Paolo Cognetti | Le otto montagne

Il paese di Grana si trovava nella diramazione di una di quelle valli, ignorata da chi passava di lì come una possibilità irrilevante, chiusa in alto da creste grigio ferro e in basso da una rupe che ne ostacolava l’accesso (…) Una strada sterrata si staccava dalla regionale e saliva ripida, a tornanti, fino ai piedi della torre; poi superandola si addolciva, voltava sul fianco della montagna ed entrava nel vallone a mezza costa, proseguendo in falsopiano. Era luglio quando la imboccammo, nel 1984. Nei prati stavano falciando il fieno. Il vallone era più ampio di come sembrava da sotto, tutto boschi sul lato in ombra e terrazzamenti al sole: giù in basso, tra le macchie di arbusti, scorreva un torrente che ogni tanto intravedevo luccicare, e quella fu la prima cosa di Grana a piacermi. Leggevo romanzi d’avventura all’epoca. Era stato Mark Twain a trascinarmi all’amore per i fiumi [Paolo Cognetti, Le otto montagne]

Pietro ha una decina di anni e una grande voglia di vivere tante avventure. I genitori di Pietro sono da sempre innamorati delle montagne: le Dolomiti prima, dove si sono conosciuti e sposati, e le montagne del massiccio del Monte Rosa poi. Nei primi anni Settanta si sono trasferiti dalle montagne venete a Milano per lavoro. Giovanni, il padre di Pietro, lavora in una grande azienda chimica e soffre in città, tanto da decidere di spendere i risparmi per affittare una casetta in montagna.

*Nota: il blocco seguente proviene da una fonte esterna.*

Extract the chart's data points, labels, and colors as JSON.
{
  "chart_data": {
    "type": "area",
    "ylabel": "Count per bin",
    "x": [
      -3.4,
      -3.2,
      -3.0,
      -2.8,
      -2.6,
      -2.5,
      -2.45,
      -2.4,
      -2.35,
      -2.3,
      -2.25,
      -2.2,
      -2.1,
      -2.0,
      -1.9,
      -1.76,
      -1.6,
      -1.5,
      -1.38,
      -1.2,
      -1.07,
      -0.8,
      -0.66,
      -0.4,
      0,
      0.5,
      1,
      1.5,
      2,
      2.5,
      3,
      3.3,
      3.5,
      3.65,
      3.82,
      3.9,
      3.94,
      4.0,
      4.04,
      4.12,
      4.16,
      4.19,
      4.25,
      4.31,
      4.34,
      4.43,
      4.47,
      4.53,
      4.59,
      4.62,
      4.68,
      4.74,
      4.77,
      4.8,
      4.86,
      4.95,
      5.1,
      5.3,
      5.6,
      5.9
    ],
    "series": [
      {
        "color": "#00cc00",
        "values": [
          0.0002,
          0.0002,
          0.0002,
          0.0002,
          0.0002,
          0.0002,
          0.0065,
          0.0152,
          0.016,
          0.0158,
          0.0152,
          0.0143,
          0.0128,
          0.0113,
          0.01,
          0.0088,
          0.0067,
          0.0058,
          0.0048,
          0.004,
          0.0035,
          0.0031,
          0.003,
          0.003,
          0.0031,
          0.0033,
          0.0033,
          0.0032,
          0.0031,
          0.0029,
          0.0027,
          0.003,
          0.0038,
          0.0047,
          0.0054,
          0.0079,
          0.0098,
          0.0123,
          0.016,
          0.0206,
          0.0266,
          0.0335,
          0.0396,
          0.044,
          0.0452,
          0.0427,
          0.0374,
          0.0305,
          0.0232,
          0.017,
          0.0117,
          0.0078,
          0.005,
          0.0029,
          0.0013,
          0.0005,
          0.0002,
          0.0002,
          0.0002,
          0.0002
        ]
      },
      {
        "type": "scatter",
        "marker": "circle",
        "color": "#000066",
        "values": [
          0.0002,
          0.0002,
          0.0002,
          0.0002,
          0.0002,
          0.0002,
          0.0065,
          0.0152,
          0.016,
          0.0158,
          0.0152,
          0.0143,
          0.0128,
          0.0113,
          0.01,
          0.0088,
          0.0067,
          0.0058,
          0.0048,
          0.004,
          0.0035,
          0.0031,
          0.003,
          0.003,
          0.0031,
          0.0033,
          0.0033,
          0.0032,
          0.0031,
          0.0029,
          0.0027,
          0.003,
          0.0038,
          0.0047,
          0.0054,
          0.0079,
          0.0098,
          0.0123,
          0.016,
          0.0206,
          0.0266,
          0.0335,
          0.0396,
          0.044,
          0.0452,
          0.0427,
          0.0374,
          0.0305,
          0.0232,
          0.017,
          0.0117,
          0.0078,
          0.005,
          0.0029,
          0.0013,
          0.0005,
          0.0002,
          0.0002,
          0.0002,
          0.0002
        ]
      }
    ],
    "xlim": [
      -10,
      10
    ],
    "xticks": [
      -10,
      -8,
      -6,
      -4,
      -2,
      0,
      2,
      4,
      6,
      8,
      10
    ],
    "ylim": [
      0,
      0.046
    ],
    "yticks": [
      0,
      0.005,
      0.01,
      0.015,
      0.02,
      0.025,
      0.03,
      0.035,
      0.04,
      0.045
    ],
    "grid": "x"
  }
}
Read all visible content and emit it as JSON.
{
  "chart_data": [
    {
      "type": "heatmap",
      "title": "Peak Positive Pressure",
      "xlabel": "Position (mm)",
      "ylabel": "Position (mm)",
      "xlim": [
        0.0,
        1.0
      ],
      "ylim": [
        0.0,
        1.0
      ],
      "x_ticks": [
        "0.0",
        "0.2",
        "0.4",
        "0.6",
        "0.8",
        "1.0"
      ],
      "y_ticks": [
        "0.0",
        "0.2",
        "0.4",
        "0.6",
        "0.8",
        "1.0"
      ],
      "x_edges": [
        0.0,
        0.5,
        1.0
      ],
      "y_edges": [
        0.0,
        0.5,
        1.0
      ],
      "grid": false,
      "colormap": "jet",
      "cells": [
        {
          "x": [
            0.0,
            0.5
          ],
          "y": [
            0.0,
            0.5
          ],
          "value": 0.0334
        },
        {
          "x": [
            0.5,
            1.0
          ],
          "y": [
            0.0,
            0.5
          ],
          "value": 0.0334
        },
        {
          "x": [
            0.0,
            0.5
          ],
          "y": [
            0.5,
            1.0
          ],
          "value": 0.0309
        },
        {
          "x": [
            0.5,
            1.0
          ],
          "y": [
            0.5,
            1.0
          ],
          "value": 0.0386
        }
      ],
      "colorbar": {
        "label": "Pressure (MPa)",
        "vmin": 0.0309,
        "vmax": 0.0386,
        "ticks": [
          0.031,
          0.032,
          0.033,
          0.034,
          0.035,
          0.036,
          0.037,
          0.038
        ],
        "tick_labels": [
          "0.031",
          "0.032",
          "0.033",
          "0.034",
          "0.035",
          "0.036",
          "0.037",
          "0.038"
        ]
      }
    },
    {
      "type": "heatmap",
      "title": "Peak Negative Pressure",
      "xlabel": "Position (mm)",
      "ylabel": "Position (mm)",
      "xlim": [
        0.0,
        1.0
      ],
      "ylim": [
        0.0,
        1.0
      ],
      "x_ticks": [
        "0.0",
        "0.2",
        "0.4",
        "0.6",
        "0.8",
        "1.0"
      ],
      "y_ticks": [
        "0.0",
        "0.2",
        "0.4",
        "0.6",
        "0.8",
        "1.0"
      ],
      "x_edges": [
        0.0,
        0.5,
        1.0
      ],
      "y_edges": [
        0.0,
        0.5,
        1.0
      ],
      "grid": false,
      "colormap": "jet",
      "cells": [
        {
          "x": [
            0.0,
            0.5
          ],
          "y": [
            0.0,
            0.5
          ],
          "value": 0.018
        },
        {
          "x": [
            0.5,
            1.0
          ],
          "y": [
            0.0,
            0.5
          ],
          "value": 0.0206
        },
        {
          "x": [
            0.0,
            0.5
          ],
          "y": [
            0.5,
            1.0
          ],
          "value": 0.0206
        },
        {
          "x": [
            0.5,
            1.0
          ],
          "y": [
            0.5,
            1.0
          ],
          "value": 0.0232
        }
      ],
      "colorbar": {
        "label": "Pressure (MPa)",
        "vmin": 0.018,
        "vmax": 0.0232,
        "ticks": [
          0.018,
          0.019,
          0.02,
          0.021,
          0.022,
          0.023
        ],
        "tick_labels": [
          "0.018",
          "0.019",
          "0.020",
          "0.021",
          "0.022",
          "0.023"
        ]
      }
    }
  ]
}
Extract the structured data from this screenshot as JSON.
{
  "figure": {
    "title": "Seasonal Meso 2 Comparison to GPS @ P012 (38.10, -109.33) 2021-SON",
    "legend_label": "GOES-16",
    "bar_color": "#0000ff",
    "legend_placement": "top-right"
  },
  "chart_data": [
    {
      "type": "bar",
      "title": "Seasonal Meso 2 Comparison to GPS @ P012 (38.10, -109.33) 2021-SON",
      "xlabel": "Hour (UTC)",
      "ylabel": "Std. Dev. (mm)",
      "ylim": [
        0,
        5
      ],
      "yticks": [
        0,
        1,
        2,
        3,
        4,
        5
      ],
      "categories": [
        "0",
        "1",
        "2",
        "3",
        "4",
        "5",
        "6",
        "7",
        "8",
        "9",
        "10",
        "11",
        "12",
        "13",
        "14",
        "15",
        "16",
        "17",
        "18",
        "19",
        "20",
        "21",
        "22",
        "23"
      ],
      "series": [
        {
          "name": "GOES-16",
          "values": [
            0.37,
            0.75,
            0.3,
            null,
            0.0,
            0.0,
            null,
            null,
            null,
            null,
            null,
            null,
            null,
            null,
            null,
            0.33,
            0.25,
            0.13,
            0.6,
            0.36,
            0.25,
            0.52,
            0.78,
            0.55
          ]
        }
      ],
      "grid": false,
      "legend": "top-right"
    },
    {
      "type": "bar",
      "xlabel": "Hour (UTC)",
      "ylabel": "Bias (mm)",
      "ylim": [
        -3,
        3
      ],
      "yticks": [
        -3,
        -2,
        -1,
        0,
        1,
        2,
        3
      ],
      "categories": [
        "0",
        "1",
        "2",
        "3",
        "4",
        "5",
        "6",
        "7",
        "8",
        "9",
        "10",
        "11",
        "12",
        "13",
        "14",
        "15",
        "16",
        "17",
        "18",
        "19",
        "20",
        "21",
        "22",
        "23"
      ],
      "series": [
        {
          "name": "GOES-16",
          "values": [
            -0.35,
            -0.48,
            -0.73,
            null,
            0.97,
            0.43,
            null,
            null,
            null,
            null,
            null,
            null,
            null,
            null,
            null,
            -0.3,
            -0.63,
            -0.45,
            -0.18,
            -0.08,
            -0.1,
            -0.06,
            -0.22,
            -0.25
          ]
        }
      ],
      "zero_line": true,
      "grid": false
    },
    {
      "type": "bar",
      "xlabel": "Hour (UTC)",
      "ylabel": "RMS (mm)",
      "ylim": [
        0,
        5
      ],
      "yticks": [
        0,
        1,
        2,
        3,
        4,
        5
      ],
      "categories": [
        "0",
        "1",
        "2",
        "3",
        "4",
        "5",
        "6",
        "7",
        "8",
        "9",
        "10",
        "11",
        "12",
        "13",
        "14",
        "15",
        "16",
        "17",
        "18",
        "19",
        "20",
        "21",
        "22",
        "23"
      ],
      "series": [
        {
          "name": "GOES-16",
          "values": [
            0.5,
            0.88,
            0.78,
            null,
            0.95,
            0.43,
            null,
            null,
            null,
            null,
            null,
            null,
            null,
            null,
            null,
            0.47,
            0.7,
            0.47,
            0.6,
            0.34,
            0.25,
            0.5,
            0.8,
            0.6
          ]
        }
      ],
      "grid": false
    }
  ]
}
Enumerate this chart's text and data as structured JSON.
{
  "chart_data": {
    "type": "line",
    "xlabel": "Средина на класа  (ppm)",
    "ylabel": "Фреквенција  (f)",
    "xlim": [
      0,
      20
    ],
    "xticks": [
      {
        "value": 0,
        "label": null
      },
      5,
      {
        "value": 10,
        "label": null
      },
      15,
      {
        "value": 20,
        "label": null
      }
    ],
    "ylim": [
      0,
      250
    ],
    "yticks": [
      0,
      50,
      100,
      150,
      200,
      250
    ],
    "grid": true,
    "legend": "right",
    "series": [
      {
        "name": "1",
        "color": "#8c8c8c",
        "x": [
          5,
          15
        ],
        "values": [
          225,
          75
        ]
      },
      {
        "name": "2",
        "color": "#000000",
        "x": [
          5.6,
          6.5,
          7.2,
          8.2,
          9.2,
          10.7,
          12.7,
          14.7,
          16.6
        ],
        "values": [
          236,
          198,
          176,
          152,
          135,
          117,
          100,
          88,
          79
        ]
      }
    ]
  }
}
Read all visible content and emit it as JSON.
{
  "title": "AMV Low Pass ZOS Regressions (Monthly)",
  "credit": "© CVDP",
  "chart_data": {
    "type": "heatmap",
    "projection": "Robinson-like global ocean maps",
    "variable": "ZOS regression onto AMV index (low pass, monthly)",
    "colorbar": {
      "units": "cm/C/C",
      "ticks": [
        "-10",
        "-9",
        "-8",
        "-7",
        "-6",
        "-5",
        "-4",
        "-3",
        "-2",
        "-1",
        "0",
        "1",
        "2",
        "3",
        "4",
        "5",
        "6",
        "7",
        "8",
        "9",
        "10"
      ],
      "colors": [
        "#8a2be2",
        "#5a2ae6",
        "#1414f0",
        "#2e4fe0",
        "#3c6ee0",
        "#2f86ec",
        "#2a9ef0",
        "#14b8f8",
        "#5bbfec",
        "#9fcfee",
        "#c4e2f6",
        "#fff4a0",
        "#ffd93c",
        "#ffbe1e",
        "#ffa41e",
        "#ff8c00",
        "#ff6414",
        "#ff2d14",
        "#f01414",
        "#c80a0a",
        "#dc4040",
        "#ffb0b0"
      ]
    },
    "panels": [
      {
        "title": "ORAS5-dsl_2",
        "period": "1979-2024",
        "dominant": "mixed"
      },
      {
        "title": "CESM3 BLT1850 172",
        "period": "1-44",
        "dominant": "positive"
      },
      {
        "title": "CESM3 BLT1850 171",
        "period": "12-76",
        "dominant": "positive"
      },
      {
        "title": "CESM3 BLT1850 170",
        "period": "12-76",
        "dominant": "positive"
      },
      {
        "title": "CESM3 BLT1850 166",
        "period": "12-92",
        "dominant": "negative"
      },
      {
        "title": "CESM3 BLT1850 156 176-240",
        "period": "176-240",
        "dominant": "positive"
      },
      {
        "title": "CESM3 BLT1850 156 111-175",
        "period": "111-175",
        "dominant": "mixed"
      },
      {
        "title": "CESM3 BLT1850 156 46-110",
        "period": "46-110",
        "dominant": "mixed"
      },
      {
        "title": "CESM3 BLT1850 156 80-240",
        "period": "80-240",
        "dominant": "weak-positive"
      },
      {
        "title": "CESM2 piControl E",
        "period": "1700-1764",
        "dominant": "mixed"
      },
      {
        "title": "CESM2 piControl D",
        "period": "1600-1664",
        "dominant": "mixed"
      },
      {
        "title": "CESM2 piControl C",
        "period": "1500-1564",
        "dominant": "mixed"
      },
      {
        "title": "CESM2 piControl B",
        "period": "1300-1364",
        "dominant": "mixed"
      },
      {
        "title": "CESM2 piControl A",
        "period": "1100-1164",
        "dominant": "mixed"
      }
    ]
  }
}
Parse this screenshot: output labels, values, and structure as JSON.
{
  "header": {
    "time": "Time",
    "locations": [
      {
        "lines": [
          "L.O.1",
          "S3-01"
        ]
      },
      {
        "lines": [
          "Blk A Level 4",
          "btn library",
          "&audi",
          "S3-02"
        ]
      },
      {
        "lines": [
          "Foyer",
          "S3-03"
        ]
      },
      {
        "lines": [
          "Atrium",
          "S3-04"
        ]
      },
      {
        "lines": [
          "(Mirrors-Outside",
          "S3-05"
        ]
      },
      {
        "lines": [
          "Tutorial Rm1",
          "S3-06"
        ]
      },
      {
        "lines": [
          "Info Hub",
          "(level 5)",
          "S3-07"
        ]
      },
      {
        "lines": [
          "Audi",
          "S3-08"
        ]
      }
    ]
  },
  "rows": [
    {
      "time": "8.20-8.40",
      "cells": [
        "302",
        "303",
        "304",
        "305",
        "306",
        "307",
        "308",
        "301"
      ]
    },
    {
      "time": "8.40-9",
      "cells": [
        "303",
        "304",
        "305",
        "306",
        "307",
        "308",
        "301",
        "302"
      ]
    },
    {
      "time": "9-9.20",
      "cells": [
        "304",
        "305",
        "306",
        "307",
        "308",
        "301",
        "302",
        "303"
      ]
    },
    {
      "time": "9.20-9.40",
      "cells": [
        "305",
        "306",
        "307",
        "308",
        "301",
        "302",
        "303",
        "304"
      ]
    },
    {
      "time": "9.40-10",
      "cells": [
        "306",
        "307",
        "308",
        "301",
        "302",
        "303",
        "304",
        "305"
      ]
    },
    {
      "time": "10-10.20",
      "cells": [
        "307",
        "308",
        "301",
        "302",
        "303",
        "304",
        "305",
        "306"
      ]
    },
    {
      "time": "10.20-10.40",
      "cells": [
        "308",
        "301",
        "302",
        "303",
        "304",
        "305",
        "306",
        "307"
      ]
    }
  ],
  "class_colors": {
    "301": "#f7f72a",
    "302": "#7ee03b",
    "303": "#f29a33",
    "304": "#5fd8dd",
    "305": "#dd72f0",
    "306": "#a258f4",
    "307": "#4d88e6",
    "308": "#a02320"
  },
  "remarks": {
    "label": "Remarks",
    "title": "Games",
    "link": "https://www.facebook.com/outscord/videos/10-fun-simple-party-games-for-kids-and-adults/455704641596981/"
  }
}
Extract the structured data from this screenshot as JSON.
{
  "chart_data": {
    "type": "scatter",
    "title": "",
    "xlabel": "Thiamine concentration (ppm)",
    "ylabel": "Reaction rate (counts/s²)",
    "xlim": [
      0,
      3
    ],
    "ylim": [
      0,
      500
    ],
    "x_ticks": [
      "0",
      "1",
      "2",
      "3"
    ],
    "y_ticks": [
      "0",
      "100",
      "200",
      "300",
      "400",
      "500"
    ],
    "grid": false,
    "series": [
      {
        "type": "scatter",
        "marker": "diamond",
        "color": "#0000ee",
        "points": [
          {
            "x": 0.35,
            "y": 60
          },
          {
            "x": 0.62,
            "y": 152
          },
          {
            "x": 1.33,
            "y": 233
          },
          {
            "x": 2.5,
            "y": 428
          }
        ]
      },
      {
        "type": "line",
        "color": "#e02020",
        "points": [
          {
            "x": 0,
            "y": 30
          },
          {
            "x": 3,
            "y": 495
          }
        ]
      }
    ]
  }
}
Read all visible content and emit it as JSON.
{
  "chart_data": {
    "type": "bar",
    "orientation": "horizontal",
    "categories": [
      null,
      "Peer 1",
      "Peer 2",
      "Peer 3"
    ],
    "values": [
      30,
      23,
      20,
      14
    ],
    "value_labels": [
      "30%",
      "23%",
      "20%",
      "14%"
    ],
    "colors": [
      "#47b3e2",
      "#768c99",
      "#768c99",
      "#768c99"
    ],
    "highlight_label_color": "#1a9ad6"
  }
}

E’ la mamma di Pietro a scoprire il paesino di Grana, un abitato costituito da poche anime e tante baite ormai in rovina, un luogo per nulla frequentato dai turisti; tutti e tre se ne innamorano subito e da quel momento in poi ogni estate li vedrà a Grana. La mamma esplora i boschi e s’incanta di fronte ai colori dei rododendri selvatici, il papà sale in alta quota in montagna, sfida i ghiacciai e i Quattromila, scrive pensieri entusiasti dei diari di vetta. Pietro incontra Bruno, un ragazzino circa della sua età, l’unico di Grana.

C’era un ragazzino che pascolava le mucche nei prati lungo la riva (…) Portava sempre con sé un bastone giallo, di plastica, dal manico ricurvo, con cui spronava le mucche su un fianco per spingerle giù verso l’erba alta [Paolo Cognetti, Le otto montagne]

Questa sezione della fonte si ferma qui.